Chaque dimanche, Hervé Gattegno, directeur de la rédaction du "Journal du dimanche", livre son édito sur Europe 1.
Bonjour Hervé Gattegno. Vous revenez évidemment sur la journée de manifestation des Gilets jaunes, et les graves incidents qui ont eu lieu à Paris. D’après vous, est-ce que ce qui s’est passé hier va porter atteinte au mouvement ?
Je dirais qu’en tout cas, ça rend plus urgente la sortie de crise que le gouvernement doit trouver. Parce que ce qui était à redouter s’est produit : les manifestations ont dégénéré et on a vu des casseurs (dont beaucoup étaient d’extrême-droite) venir vandaliser les Champs-Elysées – au passage, c’est là où Marine Le Pen avait appelé à manifester. C’est déplorable parce que les violences sont toujours injustifiables ; et c’est déplorable aussi pour les "gilets jaunes" parce que, depuis la semaine dernière, on sait bien qu’il y a parmi eux des gens qui sont réellement en difficulté et qui veulent se faire entendre, et que leur message est brouillé par des brutes, des crétins et des racistes. La difficulté, pour le gouvernement, c’est de répondre aux deux parties : aux premiers (ceux qui cassent) par la répression, qui est nécessaire ; aux seconds (ceux qui râlent), par des solutions, ce qui serait salutaire.

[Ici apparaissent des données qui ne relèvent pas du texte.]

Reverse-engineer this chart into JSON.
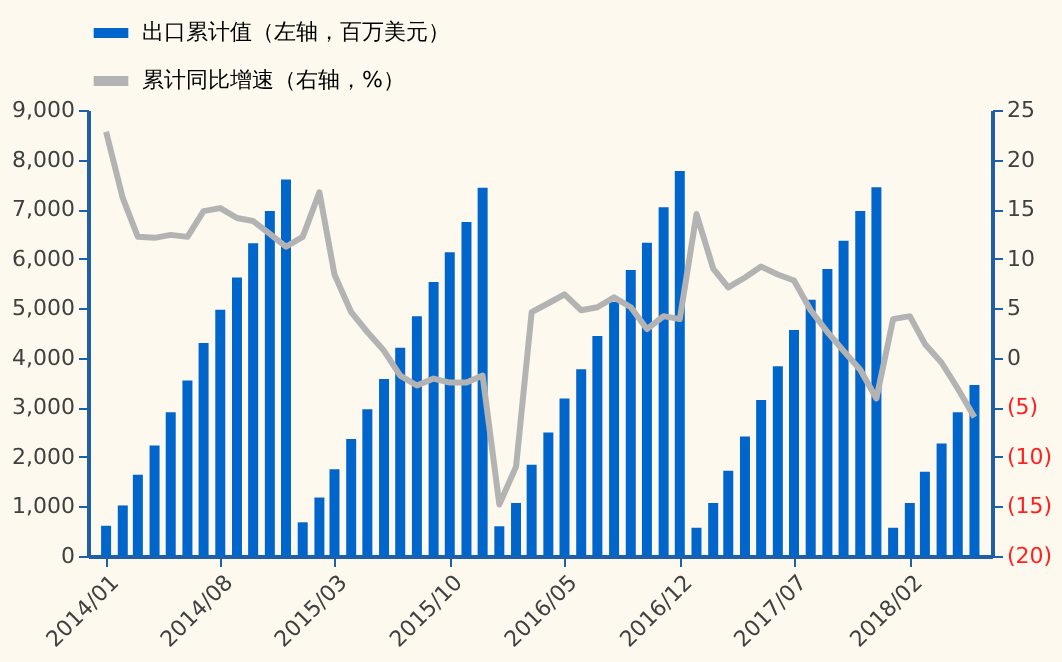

Dans l’ensemble, les manifestations d’hier ont mobilisé nettement moins de monde que samedi dernier. Est-ce que ça redonne la main à Emmanuel Macron ?
Oui. Il est en situation plus favorable que la semaine dernière – mais pas pour faire comme s’il ne s’était rien passé, plutôt pour trouver une façon de répondre aux protestations. Ce qui est délicat, c’est qu’un pouvoir qui se heurte à la contestation ne peut pas donner l’impression qu’il ne lâche rien, mais pas non qu’il est en train de céder. Donc pour Emmanuel Macron, il s’agit de bouger sans plier. Concrètement, ça veut dire : ne pas du tout renoncer aux hausses de taxes sur les carburants, mais mieux accompagner, améliorer, compenser, les efforts que nous impose la fameuse transition énergétique. Ça va passer par une grande réflexion avec les syndicats, avec des personnalités écologistes, et aussi par des mesures plus ciblées, par exemple pour permettre aux régions d’améliorer les transports dans les zones rurales. Parce que les Français sont convaincus que l’écologie est une priorité, on le sait ; mais ils sont convaincus aussi qu’il ne faut pas augmenter les impôts et qu’il faut préserver leur pouvoir d’achat. C’est une leçon pour Emmanuel Macron : les Français aussi pratiquent le "et-en-même-temps".
Si on dresse un premier bilan de cette séquence politique, vous diriez que le président de la République en sort affaibli ou renforcé ?
Affaibli, sans aucun doute. Il a dit lui-même à la télévision la semaine dernière qu’il n’a "pas réussi à réconcilier les Français avec leurs dirigeants" ; les gilets jaunes le lui ont bien montré. Et comme les principales critiques qu’il subit depuis des mois portent sur le pouvoir d’achat et sur son style, qui est parfois arrogant, ce qui s’est passé ces derniers jours n’améliore pas sa situation. Il y a même un doute, une contradiction qui est apparue, entre sa volonté de moins taxer le travail et une politique qui aboutit à taxer ceux qui doivent prendre leur voiture pour aller travailler.
Vous me direz : comment le gouvernement n’a-t-il pas compris cela dès le début ? C’est là qu’apparaît un autre enseignement de cette crise. Faire remonter les impressions, les inquiétudes, les doléances de la base, de la France profonde, c’était la vocation de La République en marche, le parti d’Emmanuel Macron. C’est un constat d’échec total : la République en marche, ça ne marche pas. En cela, on peut dire qu’en se révoltant contre le prix des carburants, les gilets jaunes vont obliger Emmanuel Macron à revenir à l’essence du macronisme.